Texas Students Sue State Over Ban on Gender Identity Clubs (1)

Aug. 29, 2025, 12:34 PM UTCUpdated: Aug. 29, 2025, 2:26 PM UTC

A Texas law taking effect Sept. 1 will unlawfully ban all student organizations based on sexual orientation or gender identity, nonprofit organizations say.

The law, Senate Bill 12, censors protected speech in Texas schools in violation of the First Amendment, and should be halted, GSA Network, Students Engaged in Advancing Texas, and other plaintiffs told the US District Court for the Southern District of Texas in a Thursday complaint.

The law says Texas school districts may not authorize or sponsor a student club based on sexual orientation or gender identity.

The plaintiffs also include a first-year high school student in the Houston independent school district, and a high school teacher in the Plano independent school district.

The Commissioner of the Texas Education Agency didn’t immediately respond to a request for comment.
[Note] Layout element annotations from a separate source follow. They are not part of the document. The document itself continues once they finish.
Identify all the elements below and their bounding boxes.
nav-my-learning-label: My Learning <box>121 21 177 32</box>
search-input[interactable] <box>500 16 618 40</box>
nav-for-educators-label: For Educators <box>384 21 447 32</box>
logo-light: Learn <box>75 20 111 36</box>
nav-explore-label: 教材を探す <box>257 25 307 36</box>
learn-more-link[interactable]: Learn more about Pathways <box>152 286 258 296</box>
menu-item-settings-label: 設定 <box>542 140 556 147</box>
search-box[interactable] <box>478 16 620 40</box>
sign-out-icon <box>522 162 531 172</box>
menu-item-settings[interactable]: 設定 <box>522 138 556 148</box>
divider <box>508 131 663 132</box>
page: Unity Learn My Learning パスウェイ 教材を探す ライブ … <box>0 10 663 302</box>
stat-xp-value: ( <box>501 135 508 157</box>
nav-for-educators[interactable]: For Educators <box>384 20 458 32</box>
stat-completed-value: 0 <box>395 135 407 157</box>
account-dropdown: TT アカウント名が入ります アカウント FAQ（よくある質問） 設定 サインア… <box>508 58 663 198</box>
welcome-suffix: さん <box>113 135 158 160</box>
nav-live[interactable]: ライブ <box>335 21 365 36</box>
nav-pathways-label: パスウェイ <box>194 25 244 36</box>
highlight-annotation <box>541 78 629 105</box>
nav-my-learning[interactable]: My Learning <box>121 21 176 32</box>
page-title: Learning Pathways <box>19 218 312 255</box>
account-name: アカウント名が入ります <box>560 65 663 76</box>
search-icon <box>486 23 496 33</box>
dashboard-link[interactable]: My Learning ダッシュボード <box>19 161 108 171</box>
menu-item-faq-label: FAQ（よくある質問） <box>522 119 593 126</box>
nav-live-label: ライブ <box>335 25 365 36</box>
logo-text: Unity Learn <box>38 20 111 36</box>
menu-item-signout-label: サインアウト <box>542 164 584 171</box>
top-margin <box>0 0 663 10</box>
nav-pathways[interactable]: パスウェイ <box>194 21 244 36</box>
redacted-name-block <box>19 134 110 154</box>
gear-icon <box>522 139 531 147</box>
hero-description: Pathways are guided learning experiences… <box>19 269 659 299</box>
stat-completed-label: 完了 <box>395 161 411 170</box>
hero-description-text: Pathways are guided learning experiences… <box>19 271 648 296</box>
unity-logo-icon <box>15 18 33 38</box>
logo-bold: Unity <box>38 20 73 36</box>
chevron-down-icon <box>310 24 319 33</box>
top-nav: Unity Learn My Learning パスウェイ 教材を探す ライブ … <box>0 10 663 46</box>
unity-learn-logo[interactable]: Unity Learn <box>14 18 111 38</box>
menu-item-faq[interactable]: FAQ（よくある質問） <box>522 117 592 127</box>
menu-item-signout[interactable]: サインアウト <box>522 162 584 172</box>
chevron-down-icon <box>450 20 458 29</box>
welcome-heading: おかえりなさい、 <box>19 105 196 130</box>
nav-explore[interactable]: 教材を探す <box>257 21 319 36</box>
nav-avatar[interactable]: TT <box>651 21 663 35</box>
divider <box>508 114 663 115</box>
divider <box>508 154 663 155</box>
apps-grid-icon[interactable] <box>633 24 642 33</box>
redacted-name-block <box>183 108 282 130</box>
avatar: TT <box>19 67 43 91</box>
The other defendants are Texas school districts.

SB 12 has several provisions that the plaintiffs view as unconstitutional, including a section they say bans student-run organizations that unite LGBTQ+ and allied youth.

The organizations engage in programs, activities, and discussions that reference sexual orientation and gender identity, the complaint says, and rely on school employees to manage their activities.

Without injunctive relief from SB 12, the plaintiffs say, GSA Network members won’t be able to join or establish clubs at their schools. And they expect current organizations to be eliminated because of the law.

GSA Network’s freedom of speech will be curtailed when SB 12 goes into effect, according to the plaintiffs, because the law will prevent it from sharing resources and information about sexual orientation and gender identity.

SEAT, which says it advocates for students’ rights in Texas, contends that the law will prevent it from continuing to share information and resources with students.

Because SB 12 will allegedly prevent educators from sharing SEAT’s materials that discuss gender identity and sexual orientation, SEAT members will lose access to that information, and the ability to speak about those issues, the complaint says.

The complaint also says SB 12 is unlawfully vague because it lacks clear standards and guidance about how a school can determine whether a club is violating the law. SB 12’s use of the term “based on” doesn’t provide sufficient notice about what clubs the law prohibits, the plaintiffs say.

ACLU Foundation of Texas Inc. and Baker McKenzie LLP represent the plaintiffs.

The case is GSA Network v. Morath, S.D. Tex., 4:25-cv-04090, complaint 8/28/25.